Die heutige Berner DC Bank mit ihren 45 Mitarbeitenden und einer Bilanzsumme von 882 Millionen Franken (2011) kann auf eine bereits längere Geschäftstätigkeit zurückblicken: 1825 wurde sie als Deposito-Cassa von der damaligen Stadtverwaltung in der Absicht gegründet, die Überschüsse der verschiedenen Stadtkassen zinsbringend anzulegen. Während der knapp zweihundertjährigen Unternehmensgeschichte hat die burgerliche Bank zwar ihr Geschäftsfeld laufend erweitert; speziell in ihrer Ausrichtung und Werte-Orientierung weist sie jedoch noch immer erstaunliche Konstanten zu ihren Anfängen auf. Dieser Umstand bildet den Ausgangspunkt der Masterarbeit, die sich mit der Deposito-Cassa im Zeitraum zwischen ihrer Gründung und einer Neuorientierung um 1892 aufgrund eines bankinternen Betrugsfalles befasst. Die Studie entstand im Rahmen des Forschungsprojektes Geschichte der Burgergemeinde Bern im 19. und 20. Jahrhundert unter der Leitung von Dr. Martin Stuber.

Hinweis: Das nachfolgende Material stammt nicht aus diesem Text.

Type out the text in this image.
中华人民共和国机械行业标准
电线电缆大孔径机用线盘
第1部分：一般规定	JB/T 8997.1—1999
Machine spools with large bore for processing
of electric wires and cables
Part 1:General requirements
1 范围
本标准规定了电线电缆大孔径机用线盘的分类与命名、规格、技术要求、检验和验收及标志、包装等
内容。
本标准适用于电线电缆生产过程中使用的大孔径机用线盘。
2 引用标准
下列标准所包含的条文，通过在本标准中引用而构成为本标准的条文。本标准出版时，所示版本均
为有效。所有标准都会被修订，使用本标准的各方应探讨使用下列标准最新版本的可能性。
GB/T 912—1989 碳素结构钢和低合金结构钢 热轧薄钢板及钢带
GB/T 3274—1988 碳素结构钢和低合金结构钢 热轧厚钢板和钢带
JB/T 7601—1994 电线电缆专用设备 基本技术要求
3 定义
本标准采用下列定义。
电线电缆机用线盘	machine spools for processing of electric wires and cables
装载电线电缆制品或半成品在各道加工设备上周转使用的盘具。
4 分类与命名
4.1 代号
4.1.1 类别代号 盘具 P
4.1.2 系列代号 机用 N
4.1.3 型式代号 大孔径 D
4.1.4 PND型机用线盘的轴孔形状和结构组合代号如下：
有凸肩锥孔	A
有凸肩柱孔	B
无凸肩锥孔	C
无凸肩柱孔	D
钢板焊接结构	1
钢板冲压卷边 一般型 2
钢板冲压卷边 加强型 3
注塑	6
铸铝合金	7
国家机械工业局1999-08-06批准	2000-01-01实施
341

Hinsichtlich ihrer Fragestellung verfolgt die Arbeit das Ziel, die Bank im 19. Jahrhundert anhand mehrerer Leitlinien und einer Unterteilung in Form und Inhalt historisch zu verorten. Damit verbunden ist keine Aufarbeitung der Bankgeschichte im Sinne einer Gesamtdarstellung, sondern eine Untersuchung ihrer Organisation und ihres Geschäftsganges. Methodologisch stützt sie sich auf die Ergebnisse der Forschung zur Hermeneutik, Diskursanalyse sowie auf Hayden Whites Konzept der Metahistory. Dabei wird insbesondere die Bedeutung von Ort, Zeitpunkt und Zusammenhang der Aussagen im Quellenmaterial besprochen. Ferner wird die Wichtigkeit der Periodisierung des Untersuchungsgegenstandes wie auch die Wahl einer kontextualistischen Methode begründet. Die Studie greift drei Quellentypen aus burgerlichen Beständen auf: Es handelt sich um die Berichte des Burgerrates der Stadt Bern über die burgerliche Gemeindverwaltung von 1864 bis 1894, die Protokolle der Finanzkommission für die Deposito-Cassa zwischen 1825 und 1896 sowie die Deposito-Cassa Rechnungen, abgelegt durch den jeweiligen Kassenverwalter im Zeitraum von 1825 bis 1892.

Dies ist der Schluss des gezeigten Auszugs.